Limitations & Future Work¶

Extraction of style patterns depends on GPT-4o few-shot prompting, which might miss implicit styles (e.g., rhetorical devices, sentence structure preferences).
SafeStyle requires knowledge of the fine-tuning data's style distribution—this may not be available in open-ended deployment scenarios.
Only six styles (list, poem, news, legal, Shakespeare, code) were tested; a more diverse style space remains to be explored.
The safety data source is fixed (Bianchi et al.); larger and more diverse safety datasets might further improve results.
The style-safety interaction in post-training stages like RLHF/DPO was not analyzed (this paper focused on SFT).

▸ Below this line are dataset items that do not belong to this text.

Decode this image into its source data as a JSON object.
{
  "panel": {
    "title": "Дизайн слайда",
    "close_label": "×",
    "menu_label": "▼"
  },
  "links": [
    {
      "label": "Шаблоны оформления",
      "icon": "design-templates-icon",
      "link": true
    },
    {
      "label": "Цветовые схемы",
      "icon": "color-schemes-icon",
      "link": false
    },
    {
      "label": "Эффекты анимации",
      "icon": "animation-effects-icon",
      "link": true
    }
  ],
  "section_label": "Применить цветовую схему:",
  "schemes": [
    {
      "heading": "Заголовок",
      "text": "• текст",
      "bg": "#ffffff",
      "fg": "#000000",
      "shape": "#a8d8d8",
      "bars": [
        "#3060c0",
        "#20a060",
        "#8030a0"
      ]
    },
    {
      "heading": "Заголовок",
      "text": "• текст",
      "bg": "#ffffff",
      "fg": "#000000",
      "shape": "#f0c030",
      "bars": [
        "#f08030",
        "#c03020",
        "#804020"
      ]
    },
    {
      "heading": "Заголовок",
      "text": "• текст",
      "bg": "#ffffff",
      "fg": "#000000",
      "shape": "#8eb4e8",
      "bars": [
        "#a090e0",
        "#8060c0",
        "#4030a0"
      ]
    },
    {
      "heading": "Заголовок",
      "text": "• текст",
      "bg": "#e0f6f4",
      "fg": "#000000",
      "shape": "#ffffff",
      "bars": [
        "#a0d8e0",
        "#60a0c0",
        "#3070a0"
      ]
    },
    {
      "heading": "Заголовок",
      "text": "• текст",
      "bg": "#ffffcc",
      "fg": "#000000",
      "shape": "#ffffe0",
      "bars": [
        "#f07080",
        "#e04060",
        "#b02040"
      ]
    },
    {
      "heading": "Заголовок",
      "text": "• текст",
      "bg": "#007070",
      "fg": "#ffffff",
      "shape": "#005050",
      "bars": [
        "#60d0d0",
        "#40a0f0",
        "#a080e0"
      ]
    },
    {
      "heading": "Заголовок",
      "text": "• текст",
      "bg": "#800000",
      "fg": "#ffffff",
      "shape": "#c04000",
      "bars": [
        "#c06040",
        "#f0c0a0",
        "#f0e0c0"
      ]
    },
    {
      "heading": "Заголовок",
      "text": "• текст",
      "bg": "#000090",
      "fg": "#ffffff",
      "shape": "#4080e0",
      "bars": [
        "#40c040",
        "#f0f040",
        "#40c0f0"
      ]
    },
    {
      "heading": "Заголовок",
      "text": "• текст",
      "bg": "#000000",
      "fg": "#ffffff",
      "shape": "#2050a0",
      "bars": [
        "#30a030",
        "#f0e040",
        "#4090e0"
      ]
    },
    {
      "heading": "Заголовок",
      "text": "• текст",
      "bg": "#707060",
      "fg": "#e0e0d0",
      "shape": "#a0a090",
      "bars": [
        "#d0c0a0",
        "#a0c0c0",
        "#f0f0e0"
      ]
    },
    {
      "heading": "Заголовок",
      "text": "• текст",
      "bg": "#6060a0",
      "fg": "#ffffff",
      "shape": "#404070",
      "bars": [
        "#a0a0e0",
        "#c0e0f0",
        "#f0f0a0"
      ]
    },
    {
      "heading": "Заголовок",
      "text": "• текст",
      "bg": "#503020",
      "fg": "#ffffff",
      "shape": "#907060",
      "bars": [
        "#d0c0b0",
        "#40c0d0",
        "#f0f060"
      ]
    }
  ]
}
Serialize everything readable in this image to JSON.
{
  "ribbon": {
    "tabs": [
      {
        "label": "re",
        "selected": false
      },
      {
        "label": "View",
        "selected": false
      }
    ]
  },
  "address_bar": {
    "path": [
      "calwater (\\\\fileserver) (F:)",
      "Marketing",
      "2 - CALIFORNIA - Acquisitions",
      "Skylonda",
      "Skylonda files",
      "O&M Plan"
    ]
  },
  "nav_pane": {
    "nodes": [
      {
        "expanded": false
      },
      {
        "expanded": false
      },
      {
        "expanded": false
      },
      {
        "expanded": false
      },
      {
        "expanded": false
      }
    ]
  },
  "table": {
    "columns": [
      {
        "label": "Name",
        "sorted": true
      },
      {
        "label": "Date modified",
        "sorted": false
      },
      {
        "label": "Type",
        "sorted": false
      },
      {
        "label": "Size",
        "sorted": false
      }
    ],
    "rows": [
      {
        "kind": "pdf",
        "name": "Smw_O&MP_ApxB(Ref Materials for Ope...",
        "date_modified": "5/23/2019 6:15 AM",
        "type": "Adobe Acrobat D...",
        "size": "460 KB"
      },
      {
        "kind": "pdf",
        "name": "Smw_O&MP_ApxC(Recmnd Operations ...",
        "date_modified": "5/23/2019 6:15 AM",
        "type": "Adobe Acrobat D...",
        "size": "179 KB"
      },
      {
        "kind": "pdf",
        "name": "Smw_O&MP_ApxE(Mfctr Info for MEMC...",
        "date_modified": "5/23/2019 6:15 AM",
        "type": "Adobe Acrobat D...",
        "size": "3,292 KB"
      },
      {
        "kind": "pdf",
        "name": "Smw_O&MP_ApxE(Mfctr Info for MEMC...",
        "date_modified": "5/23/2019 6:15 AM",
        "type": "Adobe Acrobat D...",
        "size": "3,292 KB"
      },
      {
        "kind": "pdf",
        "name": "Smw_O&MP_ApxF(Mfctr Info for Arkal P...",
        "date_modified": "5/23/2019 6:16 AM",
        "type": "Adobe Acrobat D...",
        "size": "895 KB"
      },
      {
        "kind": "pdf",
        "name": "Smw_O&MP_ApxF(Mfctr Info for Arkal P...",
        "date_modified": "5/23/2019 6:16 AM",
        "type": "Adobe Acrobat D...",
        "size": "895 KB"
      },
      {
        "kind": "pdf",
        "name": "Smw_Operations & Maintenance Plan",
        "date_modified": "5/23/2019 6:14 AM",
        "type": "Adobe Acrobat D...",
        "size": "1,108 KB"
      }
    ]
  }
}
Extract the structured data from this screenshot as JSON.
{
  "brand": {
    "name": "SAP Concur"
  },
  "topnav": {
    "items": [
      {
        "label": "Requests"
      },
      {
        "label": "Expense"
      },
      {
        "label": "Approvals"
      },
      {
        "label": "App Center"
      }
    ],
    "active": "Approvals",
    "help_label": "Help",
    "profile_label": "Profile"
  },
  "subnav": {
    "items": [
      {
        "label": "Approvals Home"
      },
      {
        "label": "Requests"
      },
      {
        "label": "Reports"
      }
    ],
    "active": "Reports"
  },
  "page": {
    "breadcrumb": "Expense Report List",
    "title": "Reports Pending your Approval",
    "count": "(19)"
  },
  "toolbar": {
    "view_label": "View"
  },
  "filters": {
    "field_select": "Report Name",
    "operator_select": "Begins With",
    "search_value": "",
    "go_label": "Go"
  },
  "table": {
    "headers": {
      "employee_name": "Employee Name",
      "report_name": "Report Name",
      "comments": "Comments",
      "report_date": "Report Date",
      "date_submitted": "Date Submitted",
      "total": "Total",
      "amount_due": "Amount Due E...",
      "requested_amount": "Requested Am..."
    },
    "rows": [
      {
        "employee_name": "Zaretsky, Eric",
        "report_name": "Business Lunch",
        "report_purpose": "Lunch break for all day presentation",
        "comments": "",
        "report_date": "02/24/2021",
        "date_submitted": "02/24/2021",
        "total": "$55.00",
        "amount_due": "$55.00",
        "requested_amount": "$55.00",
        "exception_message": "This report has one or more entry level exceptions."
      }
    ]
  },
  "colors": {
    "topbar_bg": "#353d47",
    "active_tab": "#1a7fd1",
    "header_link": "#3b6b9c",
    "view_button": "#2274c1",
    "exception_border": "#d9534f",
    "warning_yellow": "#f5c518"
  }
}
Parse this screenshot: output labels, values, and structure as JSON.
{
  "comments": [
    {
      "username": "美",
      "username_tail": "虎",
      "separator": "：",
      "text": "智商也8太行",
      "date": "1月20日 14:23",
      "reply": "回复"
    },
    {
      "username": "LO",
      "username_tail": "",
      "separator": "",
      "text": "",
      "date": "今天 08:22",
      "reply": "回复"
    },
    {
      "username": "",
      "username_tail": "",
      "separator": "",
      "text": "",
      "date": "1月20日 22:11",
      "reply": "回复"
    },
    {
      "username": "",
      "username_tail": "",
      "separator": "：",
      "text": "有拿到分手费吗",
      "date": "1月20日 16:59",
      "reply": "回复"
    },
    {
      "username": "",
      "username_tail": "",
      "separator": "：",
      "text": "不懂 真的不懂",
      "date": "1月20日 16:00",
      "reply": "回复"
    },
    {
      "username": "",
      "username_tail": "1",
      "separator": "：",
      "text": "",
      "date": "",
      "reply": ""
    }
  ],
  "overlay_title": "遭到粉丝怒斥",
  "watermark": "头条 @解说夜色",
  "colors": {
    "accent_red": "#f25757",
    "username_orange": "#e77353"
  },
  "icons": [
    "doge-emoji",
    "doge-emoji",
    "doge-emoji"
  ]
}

vs. Bianchi et al. (Vanilla Safety Data): Safety data without style augmentation is significantly weaker than SafeStyle, proving that style matching is key.
vs. SPPFT (Frozen Safety Layers): Freezing strategies fail under certain styles because safety knowledge is distributed across multiple layers.
vs. Constrained (Initial Token Constraints): Restricting initial tokens is insufficient to prevent style-based jailbreaks.
Insight: Safety alignment should "co-evolve with deployment style" rather than being a one-time fixed process.

Rating¶

Novelty: ⭐⭐⭐⭐⭐ The concept of ASR inflation is fresh and significant; the causal analysis of style-safety is rigorous.
Experimental Thoroughness: ⭐⭐⭐⭐⭐ 36 LLMs × 7 benchmarks + attention analysis + 6 style fine-tuning variations + 3 models × 5 baselines.
Writing Quality: ⭐⭐⭐⭐⭐ The logical chain from discovery to analysis to defense is complete and self-consistent.
Value: ⭐⭐⭐⭐⭐ Meaningful impact on LLM safety evaluation standards and alignment practices.